2. The first ground of appeal by the Revenue is against directions of the. CIT(A) to net off the interest of Rs. 8,87,968/- received on fixed deposit with the interest paid while computing the deduction u/s 80HHC of the I.T. Act, 1961.
3. While this issue has been decided in favour of the Assessee by the coordinate bench in the Assessee's own case for the earlier assessment year 2003-04,in ITA No ITA No 6988/M/2007 dated 4.12.2009, we find that, after the order of the ITAT, the jurisdictional High Court in the case of CIT v Asian Star Co Ltd ((2010) 231 CTR 1 Bom) has decided the very same issue against the assessee. In that case the Bombay High Court has held that when under Explanation (baa) to sec 80HHC, 90% of the receipts like 2 ITA No.2998/MUM/2008 Assessment Year : 2004-2005 interest, commission and brokerage, to be excluded, the parliament has provided 10% deduction towards possible expenditure that might have been incurred in earning those incomes. In a given case the Assessee might have expended a higher amount to earn that income. But once the parliament has legislated both about the nature of exclusion and the extent of exclusion, it is not open to the court to order otherwise by rewriting the Legislative provisions. Therefore 90% of the gross interest received by the must be excluded profits and gains of business, under explanation (baa) to sec 80HHC for the purpose of determining the deduction under that section. Respectfully following the decision of the jurisdictional High Court, we allow the appeal of the revenue, reverse the order of the CIT(A) and direct the exclusion of 90% of the gross interest received of Rs.7,99,171/- being 90% of the interest on FDR of Rs. 8,87,968/-, from the profits and gains of the business while computing relief u/s 80HHC- as has been done in the Assessment Order.
4. The second ground of appeal by the revenue is against deletion by. CIT(A) the proportionate disallowance of interest of Rs. 7,21,252/- made by the Assessing Officer on account of interest free investments with subsidiary companies without establishing business expediency.
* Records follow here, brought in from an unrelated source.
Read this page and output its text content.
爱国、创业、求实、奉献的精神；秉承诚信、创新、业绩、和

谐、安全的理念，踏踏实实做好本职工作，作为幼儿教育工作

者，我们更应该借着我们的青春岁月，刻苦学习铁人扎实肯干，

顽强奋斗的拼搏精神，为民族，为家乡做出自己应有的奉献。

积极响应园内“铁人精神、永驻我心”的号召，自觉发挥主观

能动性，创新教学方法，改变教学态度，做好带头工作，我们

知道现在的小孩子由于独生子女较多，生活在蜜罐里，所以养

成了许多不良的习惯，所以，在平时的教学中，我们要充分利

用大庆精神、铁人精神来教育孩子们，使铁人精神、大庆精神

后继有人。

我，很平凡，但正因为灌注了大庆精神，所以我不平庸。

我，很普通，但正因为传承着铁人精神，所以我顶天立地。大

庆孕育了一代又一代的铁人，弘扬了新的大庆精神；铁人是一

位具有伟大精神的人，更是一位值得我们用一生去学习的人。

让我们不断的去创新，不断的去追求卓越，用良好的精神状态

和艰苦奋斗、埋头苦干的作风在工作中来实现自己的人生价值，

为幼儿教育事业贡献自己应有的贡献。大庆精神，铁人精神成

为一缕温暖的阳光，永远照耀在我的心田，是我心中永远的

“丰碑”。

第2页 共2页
CIT(A) allowed the Assessee's claim following his earlier year order for AY 2003-04. We find that the same issue had been considered by the ITAT for the earlier AY 2003-04 in ITA No 6988/M/2007 dated 4.12.2009. In that order the ITAT has dismissed the revenue's appeal on this issue observing as under:
"5. Ground No.2 relates to disallowance of interest on of Rs. 7,12,296/- The AO noticed from the profit and loss account that the assessee had debited Rs 10,75,99,938/- towards interest expenses. From the balance sheet it was noticed that assessee had secured loan of Rs. 293,07,25,178/- on which these finance expenditure was claimed. From the schedule of investment it was noticed that the assessee had made following fresh investment.
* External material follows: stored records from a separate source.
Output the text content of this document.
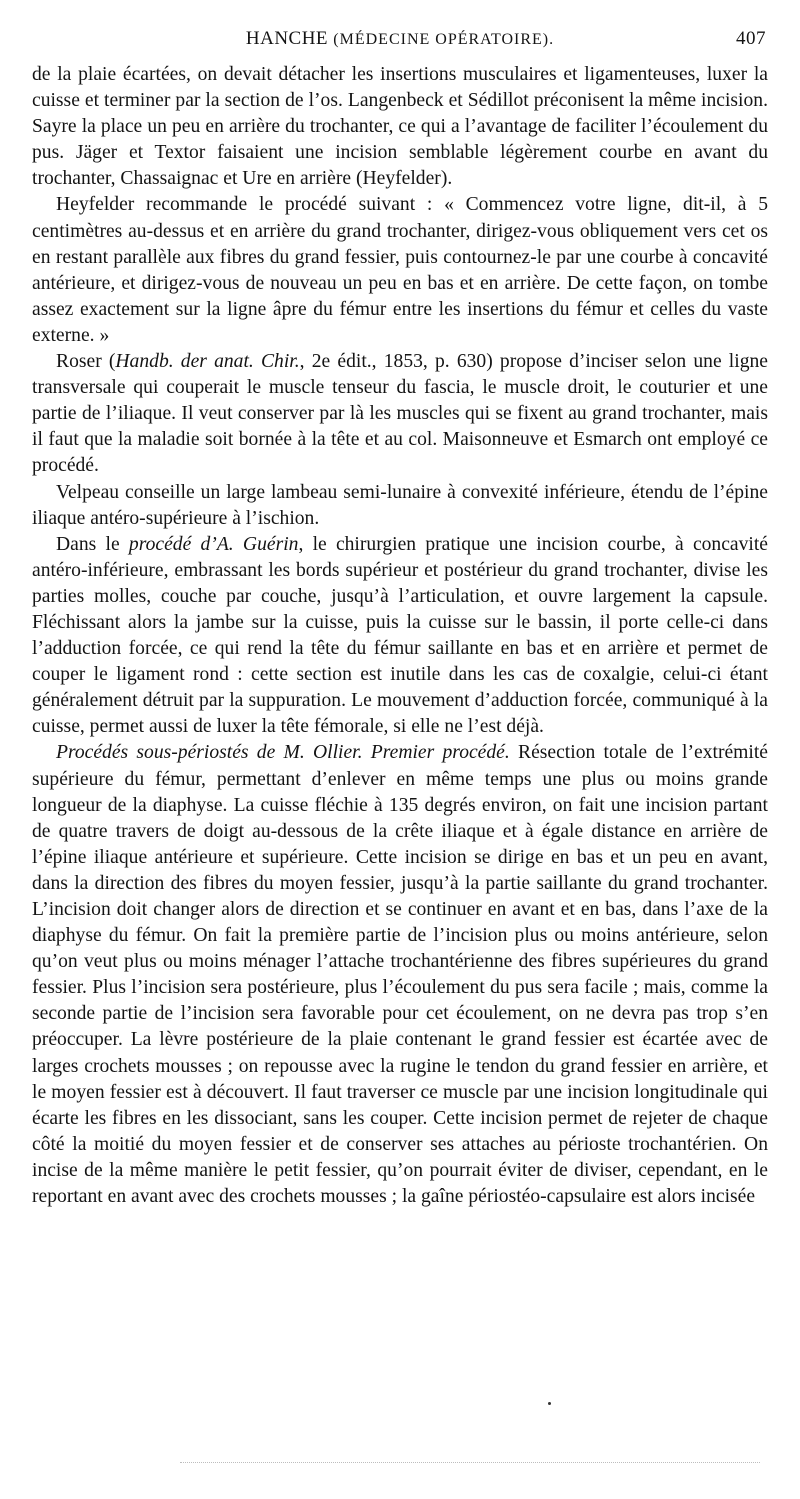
HANCHE (MÉDECINE OPÉRATOIRE).	407

de la plaie écartées, on devait détacher les insertions musculaires et ligamenteuses, luxer la cuisse et terminer par la section de l’os. Langenbeck et Sédillot préconisent la même incision. Sayre la place un peu en arrière du trochanter, ce qui a l’avantage de faciliter l’écoulement du pus. Jäger et Textor faisaient une incision semblable légèrement courbe en avant du trochanter, Chassaignac et Ure en arrière (Heyfelder).

Heyfelder recommande le procédé suivant : « Commencez votre ligne, dit-il, à 5 centimètres au-dessus et en arrière du grand trochanter, dirigez-vous obliquement vers cet os en restant parallèle aux fibres du grand fessier, puis contournez-le par une courbe à concavité antérieure, et dirigez-vous de nouveau un peu en bas et en arrière. De cette façon, on tombe assez exactement sur la ligne âpre du fémur entre les insertions du fémur et celles du vaste externe. »

Roser (Handb. der anat. Chir., 2e édit., 1853, p. 630) propose d’inciser selon une ligne transversale qui couperait le muscle tenseur du fascia, le muscle droit, le couturier et une partie de l’iliaque. Il veut conserver par là les muscles qui se fixent au grand trochanter, mais il faut que la maladie soit bornée à la tête et au col. Maisonneuve et Esmarch ont employé ce procédé.

Velpeau conseille un large lambeau semi-lunaire à convexité inférieure, étendu de l’épine iliaque antéro-supérieure à l’ischion.

Dans le procédé d’A. Guérin, le chirurgien pratique une incision courbe, à concavité antéro-inférieure, embrassant les bords supérieur et postérieur du grand trochanter, divise les parties molles, couche par couche, jusqu’à l’articulation, et ouvre largement la capsule. Fléchissant alors la jambe sur la cuisse, puis la cuisse sur le bassin, il porte celle-ci dans l’adduction forcée, ce qui rend la tête du fémur saillante en bas et en arrière et permet de couper le ligament rond : cette section est inutile dans les cas de coxalgie, celui-ci étant généralement détruit par la suppuration. Le mouvement d’adduction forcée, communiqué à la cuisse, permet aussi de luxer la tête fémorale, si elle ne l’est déjà.

Procédés sous-périostés de M. Ollier. Premier procédé. Résection totale de l’extrémité supérieure du fémur, permettant d’enlever en même temps une plus ou moins grande longueur de la diaphyse. La cuisse fléchie à 135 degrés environ, on fait une incision partant de quatre travers de doigt au-dessous de la crête iliaque et à égale distance en arrière de l’épine iliaque antérieure et supérieure. Cette incision se dirige en bas et un peu en avant, dans la direction des fibres du moyen fessier, jusqu’à la partie saillante du grand trochanter. L’incision doit changer alors de direction et se continuer en avant et en bas, dans l’axe de la diaphyse du fémur. On fait la première partie de l’incision plus ou moins antérieure, selon qu’on veut plus ou moins ménager l’attache trochantérienne des fibres supérieures du grand fessier. Plus l’incision sera postérieure, plus l’écoulement du pus sera facile ; mais, comme la seconde partie de l’incision sera favorable pour cet écoulement, on ne devra pas trop s’en préoccuper. La lèvre postérieure de la plaie contenant le grand fessier est écartée avec de larges crochets mousses ; on repousse avec la rugine le tendon du grand fessier en arrière, et le moyen fessier est à découvert. Il faut traverser ce muscle par une incision longitudinale qui écarte les fibres en les dissociant, sans les couper. Cette incision permet de rejeter de chaque côté la moitié du moyen fessier et de conserver ses attaches au périoste trochantérien. On incise de la même manière le petit fessier, qu’on pourrait éviter de diviser, cependant, en le reportant en avant avec des crochets mousses ; la gaîne périostéo-capsulaire est alors incisée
Kashli Impex P.Ltd Rs. 90,00,000
Hardik diam NV, Belgium Rs. 11,21,890
Karp Impex KH Ltd Hongkong Rs 213,75,000
The AO held that as these investments have nothing to do with business activity of the assessee and it could not be said that these 3 ITA No.2998/MUM/2008 Assessment Year : 2004-2005 investments were made wholly from the company's own finds. Therefore the AO disallowed Rs. 7,12,296/- and added back to the total income of the assessee on appeal the CIT(A) main martial relief to the assessee. Being aggrieved revenue is in appeal before this Tribunal.
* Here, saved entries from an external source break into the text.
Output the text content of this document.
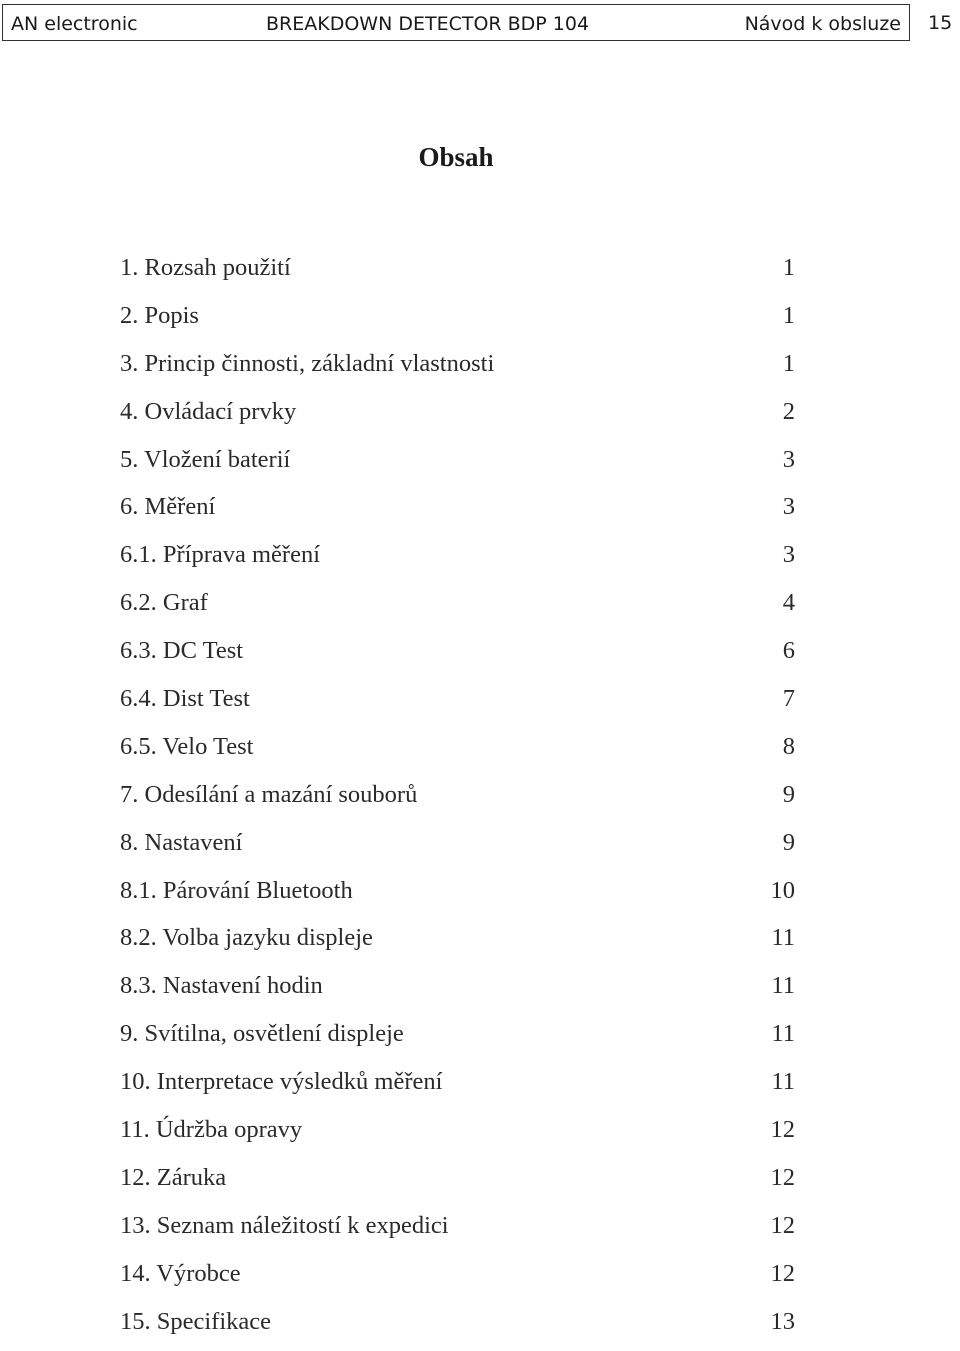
AN electronic	BREAKDOWN DETECTOR BDP 104	Návod k obsluze 15
Obsah
1. Rozsah použití	1
2. Popis	1
3. Princip činnosti, základní vlastnosti	1
4. Ovládací prvky	2
5. Vložení baterií	3
6. Měření	3
6.1. Příprava měření	3
6.2. Graf	4
6.3. DC Test	6
6.4. Dist Test	7
6.5. Velo Test	8
7. Odesílání a mazání souborů	9
8. Nastavení	9
8.1. Párování Bluetooth	10
8.2. Volba jazyku displeje	11
8.3. Nastavení hodin	11
9. Svítilna, osvětlení displeje	11
10. Interpretace výsledků měření	11
11. Údržba opravy	12
12. Záruka	12
13. Seznam náležitostí k expedici	12
14. Výrobce	12
15. Specifikace	13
We have heard both sides and perused records. The CIT(A) while granting partial relief observed as under:
" I have gone through the arguments and submissions of the ld.AR of the appellant as well as the contents of the impugned assessment order. I find that the findings of the ld.AO are misplaced. He has given a clear finding in his impugned order that it could also not be said that the impugned investments were only from their own funds. This itself gives a way to the appellant towards justification of the interest paid on borrowed funds. For allowance of interest on borrowed funds, the Hon'ble Supreme Court has already stated and appointed in the case of S.A. Builders Ltd that it is not only the business of the appellant wherein those funds may be deployed but it may be the business of the subsidiary company even wherein those funds are employed for their business to make the interest paid allowable within the Meaning of Income Tax Act 1961 as a legitimate expenditure of the appellant for business purposes. Therefore, I do not see any justification for any proportionate disallowance for such business expenditure on account of interest paid. Since the ld. AO has already been directed in this order to net off the interest, an appropriate impact on deduction u/s 80HHC, may automatically be there. This ground of appeal is also, thus partly allowed."
As can be seen from the above observation, the CIT(A) granted relief to the assessee following the decision of the Hon'ble Supreme Court in the case of S.A. Builders vs CIT (269 ITR 535) Therefore, there is no infirmity in the order of the CIT(A). The second ground raised by the raised is also rejected."
5. Respectfully following the order of the coordinate bench in the Assessee's own case for the earlier assessment year 2003-04,in ITA No ITA No 6988/M/2007 dated 4.12.2009 we dismiss the revenue's appeal on this ground.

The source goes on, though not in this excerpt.